Thursday is my mother’s birthday – she’ll be 87, a very active 87. I’ve come to believe though, that my mother had a secret desire for travel and adventure. My father, not so much, so they did very little travel over the years.
I was one of 5 children growing up in an age when giving your kids positive reinforcement meant they’d get a ‘big head’ so most of the attention I remember getting was for things I screwed up and did wrong.
Yet, everyone so often, on a warm summer Sunday afternoon…after she and I had finished cleaning the dishes, mom would lean in to me and say softly, “Get in the car. We’re going for a ride.”
We’d leave my dad behind with four other kids. I still have no idea if he even knew we’d left the house. Mom and I would climb into the big blue Impala, AP813 on the license plate. I’d be in the front passenger seat, we didn’t think about seat belts in those days, and she’d slide in behind the wheel, put the car in gear and back out of the driveway. We’d head from our suburban ranch house out into the ‘back roads or winding roads’ as we called them.
We were never far from home, not more than 15 miles I’d imagine, but she’d drive around for couple of hours before heading back. I don’t recall what we talked about, if we even talked at all. But I remember those Sunday adventures fondly and later in life I’d come to see the lessons, the blessings, the gifts of those Sunday drives.

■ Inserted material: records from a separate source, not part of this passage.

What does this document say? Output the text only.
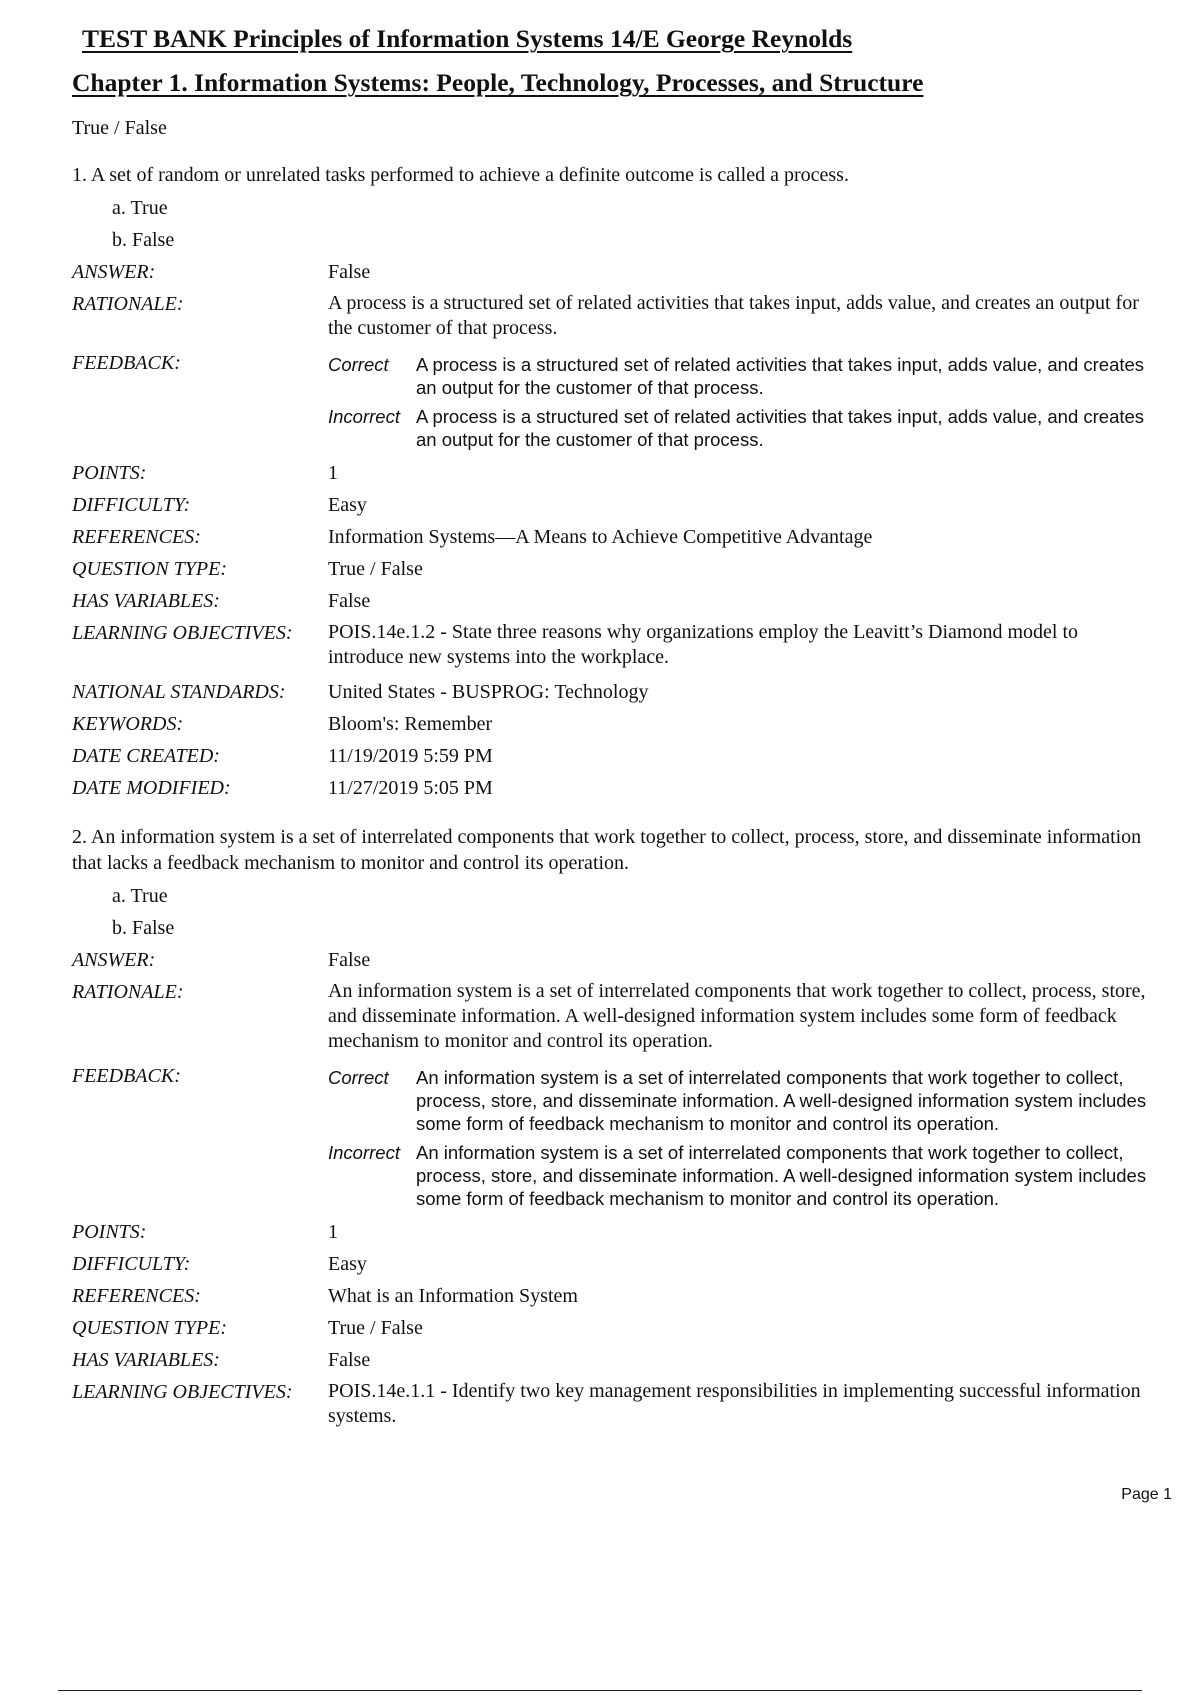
TEST BANK Principles of Information Systems 14/E George Reynolds
Chapter 1. Information Systems: People, Technology, Processes, and Structure
True / False
1. A set of random or unrelated tasks performed to achieve a definite outcome is called a process.
a. True
b. False
ANSWER:	False
RATIONALE:	A process is a structured set of related activities that takes input, adds value, and creates an output for the customer of that process.
FEEDBACK:	Correct	A process is a structured set of related activities that takes input, adds value, and creates an output for the customer of that process.
Incorrect A process is a structured set of related activities that takes input, adds value, and creates an output for the customer of that process.
POINTS:	1
DIFFICULTY:	Easy
REFERENCES:	Information Systems—A Means to Achieve Competitive Advantage
QUESTION TYPE:	True / False
HAS VARIABLES:	False
LEARNING OBJECTIVES:	POIS.14e.1.2 - State three reasons why organizations employ the Leavitt’s Diamond model to introduce new systems into the workplace.
NATIONAL STANDARDS:	United States - BUSPROG: Technology
KEYWORDS:	Bloom's: Remember
DATE CREATED:	11/19/2019 5:59 PM
DATE MODIFIED:	11/27/2019 5:05 PM
2. An information system is a set of interrelated components that work together to collect, process, store, and disseminate information that lacks a feedback mechanism to monitor and control its operation.
a. True
b. False
ANSWER:	False
RATIONALE:	An information system is a set of interrelated components that work together to collect, process, store, and disseminate information. A well-designed information system includes some form of feedback mechanism to monitor and control its operation.
FEEDBACK:	Correct	An information system is a set of interrelated components that work together to collect, process, store, and disseminate information. A well-designed information system includes some form of feedback mechanism to monitor and control its operation.
Incorrect An information system is a set of interrelated components that work together to collect, process, store, and disseminate information. A well-designed information system includes some form of feedback mechanism to monitor and control its operation.
POINTS:	1
DIFFICULTY:	Easy
REFERENCES:	What is an Information System
QUESTION TYPE:	True / False
HAS VARIABLES:	False
LEARNING OBJECTIVES:	POIS.14e.1.1 - Identify two key management responsibilities in implementing successful information systems.
Page 1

I learned to notice. To be observant. To be present. To see the beauty that is all around me. As we drove along, my mother would point out everything that caught her attention. It may have been a grove of trees or the way the trees cast their shady shadows across the road. She grew up on a farm and always knew just which crops were growing in the field we’d pass and how long before the corn would be ready to pick. We drove past ponds and cow pastures…I’d hold my nose and she’d take a deep breath and say, “smell that good country air.” I recall farm stands selling ripe red tomatoes; sweet, juicy strawberries and fresh cut zinnias, and storm clouds forming in the distance. When there was a rain shower, we’d leave the windows down and feel the rain drops on our faces. I still love that.
I learned to trust my internal compass. As we drove along, she’d look for an unfamiliar road and say to me, “We’ve never been down here before, let’s see where it takes us.” And, of course we did…this was her adventure. Once, when I was about 12, old enough to try to figure out how she knew where she was, I recall going down one of those unfamiliar roads asking, “What if we get lost?” She drove on smiling and said, “We’re never lost. We’ll just go back the way we came.” Well. Of course. I don’t believe we can go back in life, yet over the years, I’ve come to see that as I venture down unfamiliar roads in life and feel a bit lost, I can always go back to my inner wise self and trust my internal guidance system. When I do, I am never lost for very long and I’m always guided to the next right turn. A lesson I’ve come home to time and time again.
And, lastly, she taught me that life is what you make it. To always take the scenic route. That, you don’t have to go far to have an adventure. But, you DO have to be willing to travel a road you’ve never been down before.